Multimodal Sensing Ability
Flexible electronic skin can integrate a variety of sensors to achieve synchronous sensing of multiple physical quantities such as pressure, temperature, humidity, and strain. For example, a research team in South Korea developed a flexible electronic skin that integrates 100 pressure sensors and 50 temperature sensors within an area of 1 square centimeter. It can simultaneously obtain information on pressure distribution and temperature changes, playing an important role in scenarios such as robot tactile perception and virtual reality interaction.
Bionic and Intelligent Characteristics
By simulating the perception mechanism of human skin, flexible electronic skin can possess bionic functions such as touch and pain sensation. The electronic skin developed by Stanford University in the United States can sense different degrees of pressure stimulation and generate electrical signal feedback similar to human pain according to the stimulation intensity. This provides a new technical path for fields such as prosthetic tactile feedback and emotional interaction of intelligent robots.
Exploration of Diverse Application Scenarios
Medical and Health Field
In the medical field, flexible electronic skin can be used for disease diagnosis and health monitoring. Diabetic patients can wear an electronic skin patch integrated with a glucose sensor to monitor the glucose concentration in subcutaneous tissue fluid in real - time, with a monitoring accuracy of up to ±5 mg/dL, which is more convenient and painless compared to traditional fingertip blood sampling. In addition, electronic skin can also be used for rehabilitation treatment. By sensing muscle electrical signals and joint range of motion, it can provide personalized rehabilitation training programs for patients.

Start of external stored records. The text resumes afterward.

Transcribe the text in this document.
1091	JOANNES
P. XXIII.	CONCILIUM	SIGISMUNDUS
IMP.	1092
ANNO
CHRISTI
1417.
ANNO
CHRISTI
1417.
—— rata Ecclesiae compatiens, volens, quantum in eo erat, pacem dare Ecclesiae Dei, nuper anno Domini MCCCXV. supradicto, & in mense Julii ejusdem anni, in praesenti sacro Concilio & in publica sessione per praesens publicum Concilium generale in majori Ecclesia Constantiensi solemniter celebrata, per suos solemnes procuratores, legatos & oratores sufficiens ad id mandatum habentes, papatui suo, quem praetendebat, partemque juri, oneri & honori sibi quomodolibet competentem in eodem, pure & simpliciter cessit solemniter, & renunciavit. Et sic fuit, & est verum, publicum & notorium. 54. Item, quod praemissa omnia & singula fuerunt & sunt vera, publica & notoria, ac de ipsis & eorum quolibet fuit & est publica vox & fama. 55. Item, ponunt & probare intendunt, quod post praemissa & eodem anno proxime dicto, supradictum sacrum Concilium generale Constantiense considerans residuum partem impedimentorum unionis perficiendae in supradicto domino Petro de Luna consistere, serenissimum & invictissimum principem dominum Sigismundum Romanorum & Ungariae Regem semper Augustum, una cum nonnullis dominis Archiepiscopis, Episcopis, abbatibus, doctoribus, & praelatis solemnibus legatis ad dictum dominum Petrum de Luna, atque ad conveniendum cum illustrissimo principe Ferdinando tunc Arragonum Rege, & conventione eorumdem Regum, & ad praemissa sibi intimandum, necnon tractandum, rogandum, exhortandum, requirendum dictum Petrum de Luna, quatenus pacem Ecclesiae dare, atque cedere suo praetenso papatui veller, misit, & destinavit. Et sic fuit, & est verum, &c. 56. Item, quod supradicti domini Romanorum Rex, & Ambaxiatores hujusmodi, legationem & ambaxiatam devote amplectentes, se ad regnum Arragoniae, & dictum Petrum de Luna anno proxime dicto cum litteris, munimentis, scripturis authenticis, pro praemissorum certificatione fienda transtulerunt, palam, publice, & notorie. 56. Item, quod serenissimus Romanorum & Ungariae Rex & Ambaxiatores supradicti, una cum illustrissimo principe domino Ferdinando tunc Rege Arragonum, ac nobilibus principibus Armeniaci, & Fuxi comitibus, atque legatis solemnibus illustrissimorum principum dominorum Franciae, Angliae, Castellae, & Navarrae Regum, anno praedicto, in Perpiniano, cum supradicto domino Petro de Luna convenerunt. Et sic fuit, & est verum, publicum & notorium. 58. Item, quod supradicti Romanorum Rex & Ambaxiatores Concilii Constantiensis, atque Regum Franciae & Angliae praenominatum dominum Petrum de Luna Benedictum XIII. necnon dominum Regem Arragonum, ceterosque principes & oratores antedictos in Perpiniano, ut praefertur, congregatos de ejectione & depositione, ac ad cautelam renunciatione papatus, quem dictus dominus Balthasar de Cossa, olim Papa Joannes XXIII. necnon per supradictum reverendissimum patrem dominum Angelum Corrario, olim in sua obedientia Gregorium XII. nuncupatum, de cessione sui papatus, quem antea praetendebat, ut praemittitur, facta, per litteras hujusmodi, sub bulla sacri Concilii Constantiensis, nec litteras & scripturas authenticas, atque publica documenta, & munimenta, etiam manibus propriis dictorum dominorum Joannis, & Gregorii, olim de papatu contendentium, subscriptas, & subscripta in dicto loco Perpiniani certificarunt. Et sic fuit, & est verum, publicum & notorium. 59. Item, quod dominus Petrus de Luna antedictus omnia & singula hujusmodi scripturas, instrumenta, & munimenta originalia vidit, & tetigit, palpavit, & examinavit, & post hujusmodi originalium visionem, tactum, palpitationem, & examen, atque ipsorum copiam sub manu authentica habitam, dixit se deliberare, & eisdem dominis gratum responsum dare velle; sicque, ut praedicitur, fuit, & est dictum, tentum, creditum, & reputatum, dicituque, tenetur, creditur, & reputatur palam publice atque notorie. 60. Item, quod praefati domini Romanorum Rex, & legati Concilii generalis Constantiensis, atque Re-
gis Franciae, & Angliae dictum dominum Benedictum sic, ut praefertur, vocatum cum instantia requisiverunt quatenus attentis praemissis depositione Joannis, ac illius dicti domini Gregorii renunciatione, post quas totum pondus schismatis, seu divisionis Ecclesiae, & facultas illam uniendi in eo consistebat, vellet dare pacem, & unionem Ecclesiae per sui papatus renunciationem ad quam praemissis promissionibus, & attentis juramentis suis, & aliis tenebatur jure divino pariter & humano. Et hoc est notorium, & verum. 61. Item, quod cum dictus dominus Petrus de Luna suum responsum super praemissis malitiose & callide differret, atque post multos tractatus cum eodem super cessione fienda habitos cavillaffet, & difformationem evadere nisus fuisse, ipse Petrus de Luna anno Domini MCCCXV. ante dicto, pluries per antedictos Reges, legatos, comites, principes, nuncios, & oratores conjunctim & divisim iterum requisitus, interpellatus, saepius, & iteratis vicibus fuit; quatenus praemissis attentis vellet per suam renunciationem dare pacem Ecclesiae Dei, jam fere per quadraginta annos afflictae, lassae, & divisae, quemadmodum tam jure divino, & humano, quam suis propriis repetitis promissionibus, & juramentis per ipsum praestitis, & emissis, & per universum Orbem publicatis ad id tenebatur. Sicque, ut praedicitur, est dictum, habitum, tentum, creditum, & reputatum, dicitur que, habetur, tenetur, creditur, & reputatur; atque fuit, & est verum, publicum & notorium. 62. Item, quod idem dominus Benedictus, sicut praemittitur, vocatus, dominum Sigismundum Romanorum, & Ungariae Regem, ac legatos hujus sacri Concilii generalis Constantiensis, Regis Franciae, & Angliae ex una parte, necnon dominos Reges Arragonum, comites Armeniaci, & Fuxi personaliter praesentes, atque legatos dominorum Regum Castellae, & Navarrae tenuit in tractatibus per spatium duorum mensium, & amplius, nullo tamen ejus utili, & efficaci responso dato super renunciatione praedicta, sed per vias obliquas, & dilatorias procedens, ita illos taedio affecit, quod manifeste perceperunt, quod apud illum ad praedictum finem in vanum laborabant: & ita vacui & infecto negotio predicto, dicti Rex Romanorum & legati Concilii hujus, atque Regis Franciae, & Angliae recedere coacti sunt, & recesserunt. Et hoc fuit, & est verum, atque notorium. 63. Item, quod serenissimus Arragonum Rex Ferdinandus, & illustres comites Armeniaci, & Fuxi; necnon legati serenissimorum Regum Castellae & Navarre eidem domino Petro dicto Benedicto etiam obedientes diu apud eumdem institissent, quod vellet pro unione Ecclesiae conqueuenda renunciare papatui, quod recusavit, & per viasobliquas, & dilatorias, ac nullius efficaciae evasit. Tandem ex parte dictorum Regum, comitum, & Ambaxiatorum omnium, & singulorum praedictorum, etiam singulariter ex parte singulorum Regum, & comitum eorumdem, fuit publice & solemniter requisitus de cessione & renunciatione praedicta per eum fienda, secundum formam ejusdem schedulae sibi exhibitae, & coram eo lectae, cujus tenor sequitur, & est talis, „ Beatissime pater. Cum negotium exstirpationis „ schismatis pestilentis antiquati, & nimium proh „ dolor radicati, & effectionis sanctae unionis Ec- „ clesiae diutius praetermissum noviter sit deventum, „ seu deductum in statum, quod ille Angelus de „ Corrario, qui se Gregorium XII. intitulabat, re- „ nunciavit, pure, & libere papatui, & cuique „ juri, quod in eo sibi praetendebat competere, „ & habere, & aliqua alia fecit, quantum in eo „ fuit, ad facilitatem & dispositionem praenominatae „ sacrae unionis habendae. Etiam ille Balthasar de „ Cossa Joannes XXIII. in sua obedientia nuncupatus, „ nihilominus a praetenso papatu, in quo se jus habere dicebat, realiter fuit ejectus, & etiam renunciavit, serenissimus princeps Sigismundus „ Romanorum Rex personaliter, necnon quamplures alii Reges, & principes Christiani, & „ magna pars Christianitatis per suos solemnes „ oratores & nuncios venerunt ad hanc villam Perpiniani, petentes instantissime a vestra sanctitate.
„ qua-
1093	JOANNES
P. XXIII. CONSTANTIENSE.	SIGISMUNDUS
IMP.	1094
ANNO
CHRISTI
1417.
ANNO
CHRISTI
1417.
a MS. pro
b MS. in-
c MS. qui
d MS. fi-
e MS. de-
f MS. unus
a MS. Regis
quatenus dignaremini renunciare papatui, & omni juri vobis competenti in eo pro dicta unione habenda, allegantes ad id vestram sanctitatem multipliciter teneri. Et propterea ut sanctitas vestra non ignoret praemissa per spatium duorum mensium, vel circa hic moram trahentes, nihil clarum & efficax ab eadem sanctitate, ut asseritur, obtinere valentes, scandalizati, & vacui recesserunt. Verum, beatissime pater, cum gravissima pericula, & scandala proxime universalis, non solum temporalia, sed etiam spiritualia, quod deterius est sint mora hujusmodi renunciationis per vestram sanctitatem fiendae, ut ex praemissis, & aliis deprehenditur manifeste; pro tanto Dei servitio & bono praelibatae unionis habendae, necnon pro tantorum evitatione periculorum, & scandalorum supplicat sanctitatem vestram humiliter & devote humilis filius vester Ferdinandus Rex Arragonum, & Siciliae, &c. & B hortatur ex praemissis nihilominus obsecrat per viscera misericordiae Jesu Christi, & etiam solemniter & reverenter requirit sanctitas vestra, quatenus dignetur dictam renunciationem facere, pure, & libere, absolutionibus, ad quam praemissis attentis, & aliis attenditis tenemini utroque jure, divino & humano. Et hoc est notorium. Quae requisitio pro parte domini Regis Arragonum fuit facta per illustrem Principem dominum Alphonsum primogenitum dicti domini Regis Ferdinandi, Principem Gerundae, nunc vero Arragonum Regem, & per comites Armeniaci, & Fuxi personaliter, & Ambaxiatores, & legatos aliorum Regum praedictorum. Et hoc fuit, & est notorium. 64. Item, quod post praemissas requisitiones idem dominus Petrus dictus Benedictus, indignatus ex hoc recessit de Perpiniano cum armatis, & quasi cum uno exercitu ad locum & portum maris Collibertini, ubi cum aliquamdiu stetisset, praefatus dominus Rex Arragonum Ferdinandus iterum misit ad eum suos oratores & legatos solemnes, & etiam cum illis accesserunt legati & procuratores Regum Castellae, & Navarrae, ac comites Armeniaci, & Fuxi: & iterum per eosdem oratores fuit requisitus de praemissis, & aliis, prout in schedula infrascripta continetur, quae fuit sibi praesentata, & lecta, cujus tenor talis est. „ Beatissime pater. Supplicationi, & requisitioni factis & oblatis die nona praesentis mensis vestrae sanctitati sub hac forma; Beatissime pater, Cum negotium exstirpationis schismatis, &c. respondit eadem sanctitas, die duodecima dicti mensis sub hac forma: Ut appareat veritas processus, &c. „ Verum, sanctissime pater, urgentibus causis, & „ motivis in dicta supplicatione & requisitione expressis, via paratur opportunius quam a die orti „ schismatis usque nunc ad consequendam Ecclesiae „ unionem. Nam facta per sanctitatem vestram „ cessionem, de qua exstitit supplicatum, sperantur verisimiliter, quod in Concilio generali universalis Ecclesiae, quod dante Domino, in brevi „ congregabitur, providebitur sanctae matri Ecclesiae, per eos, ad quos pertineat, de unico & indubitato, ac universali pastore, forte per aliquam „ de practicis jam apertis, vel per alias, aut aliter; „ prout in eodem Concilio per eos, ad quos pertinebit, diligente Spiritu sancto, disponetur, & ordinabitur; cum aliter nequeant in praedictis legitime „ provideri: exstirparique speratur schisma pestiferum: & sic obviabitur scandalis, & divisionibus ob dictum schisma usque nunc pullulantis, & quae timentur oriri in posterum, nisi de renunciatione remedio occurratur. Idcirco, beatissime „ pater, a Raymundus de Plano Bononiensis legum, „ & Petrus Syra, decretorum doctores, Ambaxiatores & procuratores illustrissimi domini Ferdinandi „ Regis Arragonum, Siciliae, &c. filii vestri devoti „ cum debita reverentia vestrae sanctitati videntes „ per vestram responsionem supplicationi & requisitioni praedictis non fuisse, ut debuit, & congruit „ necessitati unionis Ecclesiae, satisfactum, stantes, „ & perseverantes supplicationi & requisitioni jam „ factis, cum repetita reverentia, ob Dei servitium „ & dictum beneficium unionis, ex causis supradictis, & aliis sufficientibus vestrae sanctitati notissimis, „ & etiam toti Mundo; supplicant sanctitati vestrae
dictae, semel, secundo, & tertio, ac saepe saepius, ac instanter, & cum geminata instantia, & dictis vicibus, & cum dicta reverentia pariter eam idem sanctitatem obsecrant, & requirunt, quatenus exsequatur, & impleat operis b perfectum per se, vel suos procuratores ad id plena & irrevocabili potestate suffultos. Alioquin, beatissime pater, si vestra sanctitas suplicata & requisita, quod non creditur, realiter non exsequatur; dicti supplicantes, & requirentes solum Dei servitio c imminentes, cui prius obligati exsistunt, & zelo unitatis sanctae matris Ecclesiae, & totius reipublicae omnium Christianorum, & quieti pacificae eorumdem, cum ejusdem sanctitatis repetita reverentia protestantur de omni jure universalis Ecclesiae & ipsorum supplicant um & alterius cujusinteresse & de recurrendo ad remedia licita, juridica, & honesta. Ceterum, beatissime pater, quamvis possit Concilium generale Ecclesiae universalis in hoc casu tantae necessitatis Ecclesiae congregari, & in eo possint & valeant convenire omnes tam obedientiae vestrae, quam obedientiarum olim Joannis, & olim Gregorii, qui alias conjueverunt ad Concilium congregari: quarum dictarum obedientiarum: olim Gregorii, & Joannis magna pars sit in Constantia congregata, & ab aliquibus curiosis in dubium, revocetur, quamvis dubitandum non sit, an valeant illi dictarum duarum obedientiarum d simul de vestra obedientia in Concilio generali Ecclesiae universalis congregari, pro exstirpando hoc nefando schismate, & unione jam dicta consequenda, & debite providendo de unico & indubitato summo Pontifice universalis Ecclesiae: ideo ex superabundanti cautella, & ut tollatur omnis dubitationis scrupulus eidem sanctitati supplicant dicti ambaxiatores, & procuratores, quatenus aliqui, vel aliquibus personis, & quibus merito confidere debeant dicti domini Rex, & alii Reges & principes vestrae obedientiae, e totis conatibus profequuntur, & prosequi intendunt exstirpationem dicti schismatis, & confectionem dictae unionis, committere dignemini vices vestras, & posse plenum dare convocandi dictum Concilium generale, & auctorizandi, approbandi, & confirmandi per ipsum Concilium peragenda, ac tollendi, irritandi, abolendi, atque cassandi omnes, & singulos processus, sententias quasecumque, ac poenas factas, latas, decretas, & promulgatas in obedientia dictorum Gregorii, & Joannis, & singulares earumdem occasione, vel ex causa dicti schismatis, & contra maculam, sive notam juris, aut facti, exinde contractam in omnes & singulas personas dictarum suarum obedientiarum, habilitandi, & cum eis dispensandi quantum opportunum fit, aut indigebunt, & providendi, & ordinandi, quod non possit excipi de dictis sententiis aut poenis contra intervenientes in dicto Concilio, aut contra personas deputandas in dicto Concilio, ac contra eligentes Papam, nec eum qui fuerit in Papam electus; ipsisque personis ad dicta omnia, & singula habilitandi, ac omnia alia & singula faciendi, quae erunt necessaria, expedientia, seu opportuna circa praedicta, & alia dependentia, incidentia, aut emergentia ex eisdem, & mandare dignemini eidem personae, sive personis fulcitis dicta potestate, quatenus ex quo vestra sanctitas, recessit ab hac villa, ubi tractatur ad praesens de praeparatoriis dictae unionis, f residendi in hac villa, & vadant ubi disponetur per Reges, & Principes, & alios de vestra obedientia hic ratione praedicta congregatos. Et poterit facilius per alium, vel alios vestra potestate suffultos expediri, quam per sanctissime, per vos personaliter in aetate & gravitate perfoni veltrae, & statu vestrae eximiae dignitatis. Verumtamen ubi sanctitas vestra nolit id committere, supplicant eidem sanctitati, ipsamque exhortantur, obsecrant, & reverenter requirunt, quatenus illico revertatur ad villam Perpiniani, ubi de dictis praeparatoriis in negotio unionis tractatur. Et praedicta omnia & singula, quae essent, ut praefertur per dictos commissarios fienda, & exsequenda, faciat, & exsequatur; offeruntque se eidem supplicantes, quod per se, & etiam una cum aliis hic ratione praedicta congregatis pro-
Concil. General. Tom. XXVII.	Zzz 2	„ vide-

Robotics and Automation Field
For robots, flexible electronic skin endows them with a more realistic tactile perception ability. After the Atlas robot of Boston Dynamics is equipped with electronic skin, it can accurately sense the texture, shape, and gripping force of objects, increasing the success rate of handling fragile items by 40%. On the industrial automation production line, electronic skin can be installed on the surface of the robotic arm, enabling it to sense the collision risk in a timely manner when collaborating with humans and automatically adjust its actions to ensure the safety of human - machine collaborative operations.
Virtual Reality and Augmented Reality
In the VR/AR field, flexible electronic skin brings an immersive tactile experience to users. When users wear gloves or clothing integrated with electronic skin and touch objects in a virtual environment, they can feel the corresponding pressure and texture feedback. For example, in virtual surgery training, doctors can truly sense the contact force between surgical instruments and tissues through electronic skin, improving the training effect and surgical operation skills.
Smart Wearables and Consumer Electronics
After consumer electronics products such as smart watches and fitness clothes are equipped with electronic skin technology, their functions are further expanded. The smart bracelet launched by Huawei can, through the electronic skin sensor, monitor data such as the user's heart rate variability and skin electrical response in real - time, providing users with a more comprehensive health assessment report to meet consumers' needs for personalized health management.